Our results suggest that the functional promoter -308 G>A polymorphism in TNFA influence the susceptibility and progression of gastric cancer in the Chinese population.

Introduction

Gastric cancer is the fourth most common cancer and the second leading cause of cancer-related death worldwide, and particularly prevalent in certain countries, including China [1], [2]. Although the exact etiology of gastric cancer remains to be identified, accumulating epidemiological studies have shown that diet, smoking, alcohol and especially Helicobacter pylori (H. pylori) infection, are well-known causes of gastric cancer [3], [4]. However, a high prevalence of these risk factors do not always result in a high incidence of gastric cancer, which suggests that other susceptible factors such as genetic variations and environmental differences may additionally contribute to gastric carcinogenesis. Recently, emerging evidence has suggested that genetic polymorphisms in candidate genes were associated with susceptibility to gastric cancer [5], [6], [7].

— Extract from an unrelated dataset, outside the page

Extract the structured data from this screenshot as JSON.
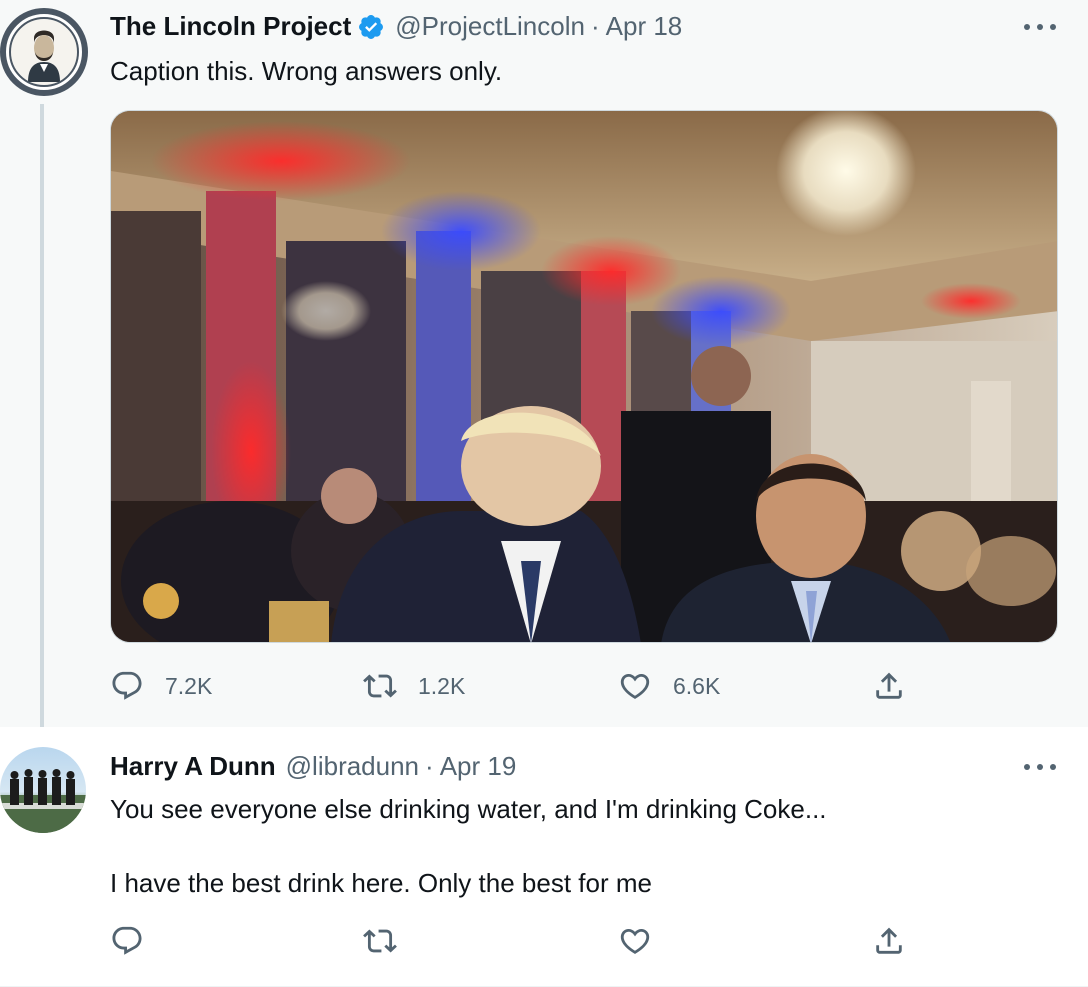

It has been suggested that chronic inflammation in gastric mucosa induced by the H. pylori infection is a critical step in the development of gastric cancer [8], [9]. In that case, genetic variations in inflammation-related cytokine genes may be potential susceptibility factors for this disease. One of the important cytokines associated with H. pylori infection is the tumor necrosis factor (TNF) –α which is encoded by the TNFA gene [10]. TNF-α is a pleiotropic cytokine mainly produced by activated monocytes and macrophages and plays an important role in the inflammatory response [11]. It has been suggested that over expression of TNF-α showed a significant severity-dose-response as risk markers from pre-neoplastic lesions to gastric cancer [12].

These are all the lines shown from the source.